Sarà ricordato anche per quanto è accaduto all’Opera di Roma tre ore più tardi, durante l’esecuzione del terzo atto del Nabucco di Verdi diretto da Riccardo Muti. Il grande direttore d’orchestra si è rivolto al pubblico, offrendo di concedere il bis del coro Va’ pensiero a patto che i presenti si unissero al coro in segno di protesta contro «gli ignominiosi tagli alla cultura» decretati dal governo. Perché la patria sì bella non fosse anche perduta.
In platea e nei palchi c’era, naturalmente, la “Roma bene” delle grandi occasioni.

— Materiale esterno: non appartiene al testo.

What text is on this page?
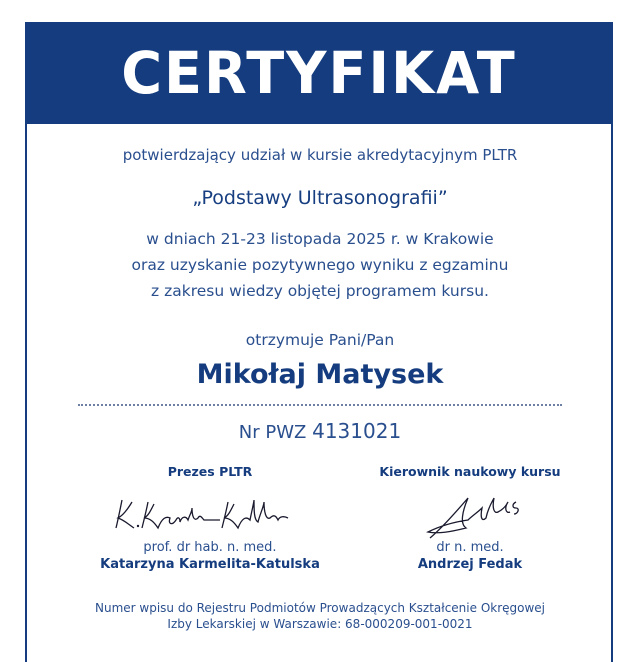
CERTYFIKAT
potwierdzający udział w kursie akredytacyjnym PLTR
„Podstawy Ultrasonografii”
w dniach 21-23 listopada 2025 r. w Krakowie
oraz uzyskanie pozytywnego wyniku z egzaminu
z zakresu wiedzy objętej programem kursu.
otrzymuje Pani/Pan
Mikołaj Matysek
Nr PWZ 4131021
Prezes PLTR
prof. dr hab. n. med.
Katarzyna Karmelita-Katulska
Kierownik naukowy kursu
dr n. med.
Andrzej Fedak
Numer wpisu do Rejestru Podmiotów Prowadzących Kształcenie Okręgowej
Izby Lekarskiej w Warszawie: 68-000209-001-0021
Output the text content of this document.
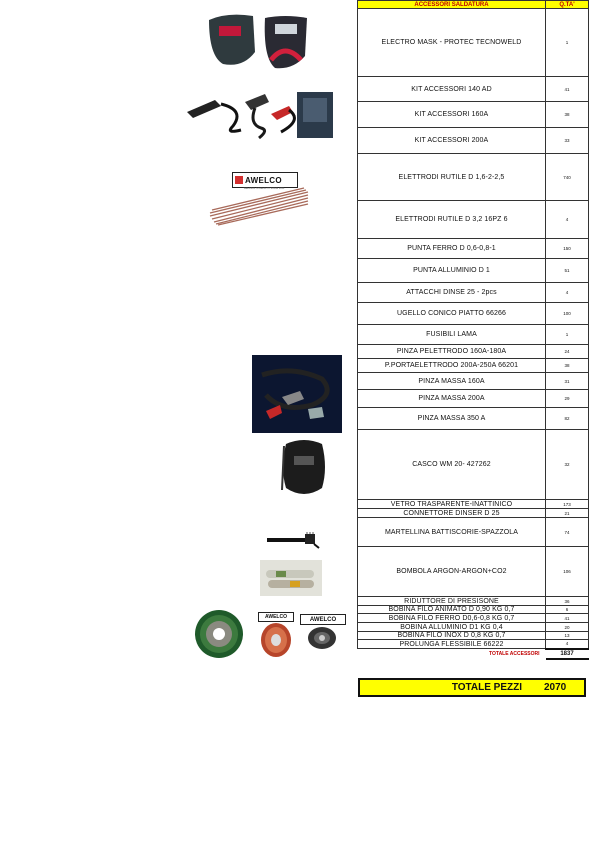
AWELCO
WELDING STRENGTH SINCE 1951
AWELCO	AWELCO
ACCESSORI SALDATURA	Q.TA'
ELECTRO MASK - PROTEC TECNOWELD	1
KIT ACCESSORI 140 AD	41
KIT ACCESSORI 160A	38
KIT ACCESSORI 200A	33
ELETTRODI RUTILE D 1,6-2-2,5	740
ELETTRODI RUTILE D 3,2 16PZ 6	4
PUNTA FERRO D 0,6-0,8-1	150
PUNTA ALLUMINIO D 1	51
ATTACCHI DINSE 25 - 2pcs	4
UGELLO CONICO PIATTO 66266	100
FUSIBILI LAMA	1
PINZA PELETTRODO 160A-180A	24
P.PORTAELETTRODO 200A-250A 66201	38
PINZA MASSA 160A	31
PINZA MASSA 200A	29
PINZA MASSA 350 A	82
CASCO WM 20- 427262	32
VETRO TRASPARENTE-INATTINICO	173
CONNETTORE DINSER D 25	21
MARTELLINA BATTISCORIE-SPAZZOLA	74
BOMBOLA ARGON-ARGON+CO2	106
RIDUTTORE DI PRESISONE	36
BOBINA FILO ANIMATO D 0,90 KG 0,7	6
BOBINA FILO FERRO D0,6-0,8 KG 0,7	41
BOBINA ALLUMINIO D1 KG 0,4	20
BOBINA FILO INOX D 0,8 KG 0,7	13
PROLUNGA FLESSIBILE 66222	4
TOTALE ACCESSORI	1837
TOTALE PEZZI	2070
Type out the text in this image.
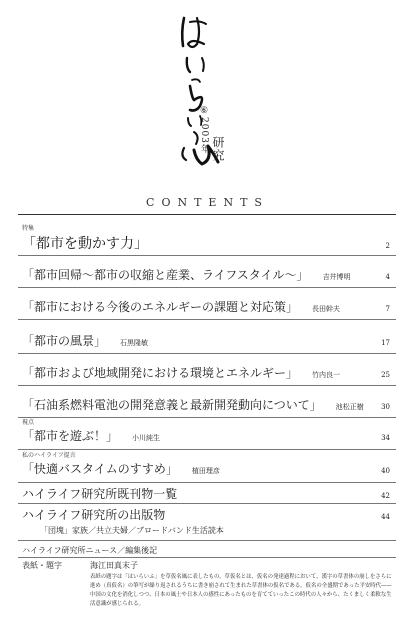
⑥2003年 研究
CONTENTS
特集
「都市を動かす力」	2
「都市回帰〜都市の収縮と産業、ライフスタイル〜」 吉井博明	4
「都市における今後のエネルギーの課題と対応策」 長田幹夫	7
「都市の風景」 石黒隆敏	17
「都市および地域開発における環境とエネルギー」 竹内良一	25
「石油系燃料電池の開発意義と最新開発動向について」 池松正樹 30
視点
「都市を遊ぶ！」 小川純生	34
私のハイライフ提言
「快適バスタイムのすすめ」 植田理彦	40
ハイライフ研究所既刊物一覧	42
ハイライフ研究所の出版物	44
「団塊」家族／共立夫婦／ブロードバンド生活読本
ハイライフ研究所ニュース／編集後記
表紙・題字	海江田真末子
表紙の題字は「はいらいふ」を草仮名風に表したもの。草仮名とは、仮名の発達過程において、漢字の草書体の崩しをさらに進め（真仮名）の筆写が繰り返されるうちに書き崩されて生まれた草書体の仮名である。仮名の全盛期であった平安時代——中国の文化を消化しつつ、日本の風土や日本人の感性にあったものを育てていったこの時代の人々から、たくましく柔軟な生活意識が感じられる。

In altri tempi ci sarebbe stato da attendersi che la proposta venisse accolta con una certa freddezza. Ma qualcosa sta cambiando, in questa Italia che non ne può più di una classe dirigente puttaniera che le impone le sue menzogne e minaccia di massacrare la Costituzione, quella di Piazza del Popolo, con una “riforma” della magistratura intesa ad asservirla al governo. Forse la gente si è stancata di sentirsi raccontare la “balla” di un governo Berlusconi fatto cadere nel 1994 dai magistrati, ben sapendo che ciò accadde per il “ribaltone” della Lega di Bossi.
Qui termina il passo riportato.